Gray currently has six defendants who maintain their innocence still sitting in jail.

"The people who wanted to go jury were just stuck," Gray said. "We've had some cases now in the pipeline that are three or four years old. It's problematic. It's frustrating."

In 2019 before the pandemic hit, Allegheny County's Court of Common Pleas had 872 defendants waiting for more than a year for a trial. That's 11% of the cases on the court's calendar. Last year, that number nearly doubled to 1,419 or 21% of the cases.

And no one is impacted more by the long delays than the victims of violent crime.

"It's a terrible thing that can happen to you. And then to have it delayed for so long," said the Center For Victims President and CEO Laurie MacDonald.

Victims and their families have been waiting through a seemingly never-ending series of delays and postponements, extending the trauma of rape and murder by two, three or even four years in some cases.

MacDonald says her organization provides counseling during the long wait for trials to begin.

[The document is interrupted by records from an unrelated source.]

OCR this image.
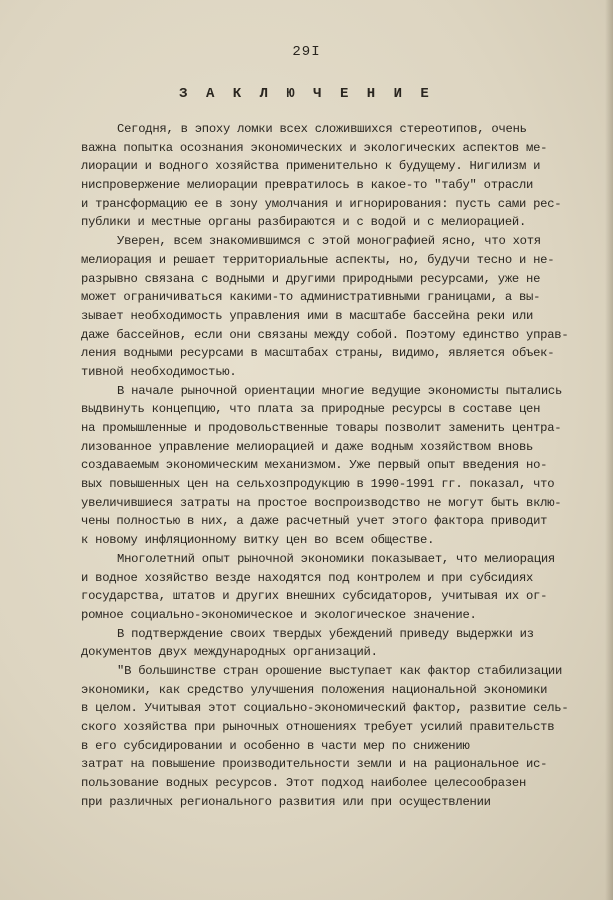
29I
З А К Л Ю Ч Е Н И Е
Сегодня, в эпоху ломки всех сложившихся стереотипов, очень
важна попытка осознания экономических и экологических аспектов ме-
лиорации и водного хозяйства применительно к будущему. Нигилизм и
ниспровержение мелиорации превратилось в какое-то "табу" отрасли
и трансформацию ее в зону умолчания и игнорирования: пусть сами рес-
публики и местные органы разбираются и с водой и с мелиорацией.
Уверен, всем знакомившимся с этой монографией ясно, что хотя
мелиорация и решает территориальные аспекты, но, будучи тесно и не-
разрывно связана с водными и другими природными ресурсами, уже не
может ограничиваться какими-то административными границами, а вы-
зывает необходимость управления ими в масштабе бассейна реки или
даже бассейнов, если они связаны между собой. Поэтому единство управ-
ления водными ресурсами в масштабах страны, видимо, является объек-
тивной необходимостью.
В начале рыночной ориентации многие ведущие экономисты пытались
выдвинуть концепцию, что плата за природные ресурсы в составе цен
на промышленные и продовольственные товары позволит заменить центра-
лизованное управление мелиорацией и даже водным хозяйством вновь
создаваемым экономическим механизмом. Уже первый опыт введения но-
вых повышенных цен на сельхозпродукцию в 1990-1991 гг. показал, что
увеличившиеся затраты на простое воспроизводство не могут быть вклю-
чены полностью в них, а даже расчетный учет этого фактора приводит
к новому инфляционному витку цен во всем обществе.
Многолетний опыт рыночной экономики показывает, что мелиорация
и водное хозяйство везде находятся под контролем и при субсидиях
государства, штатов и других внешних субсидаторов, учитывая их ог-
ромное социально-экономическое и экологическое значение.
В подтверждение своих твердых убеждений приведу выдержки из
документов двух международных организаций.
"В большинстве стран орошение выступает как фактор стабилизации
экономики, как средство улучшения положения национальной экономики
в целом. Учитывая этот социально-экономический фактор, развитие сель-
ского хозяйства при рыночных отношениях требует усилий правительств
в его субсидировании и особенно в части мер по снижению
затрат на повышение производительности земли и на рациональное ис-
пользование водных ресурсов. Этот подход наиболее целесообразен
при различных регионального развития или при осуществлении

"These people have to come back into court, they have to testify, they have to relive the experience of the violence they experienced early on," MacDonald said. "And now it's three years later when people are finally beginning their healing process."

While the pandemic is the proximate cause for the delays, there's also been staffing shortages and high turnover in the district attorney's office as young assistant DAs try to navigate a changing landscape.

Many trials are also now reliant on video and body camera evidence, presenting a challenge to amass that evidence and share it with defendants in jail, causing some to throw in the towel.

"Some people have sat here so long that rather than getting their presumptions of innocence and going to court, they're saying 'listen, get me the best plea bargain you can cause I don't want to sit here another six, seven, eight months because of the backlog.' It's really unfortunate that this is what it's come to," said Gray.

The Allegheny County District Attorney's Office tells KDKA Investigates they're in the process of hiring more assistant district attorneys and the courts are now attempting to streamline the discovery process to get cases to trial more rapidly.

However, they say it's a big mountain to climb and, in the meantime, victims and defendants are left waiting even longer still.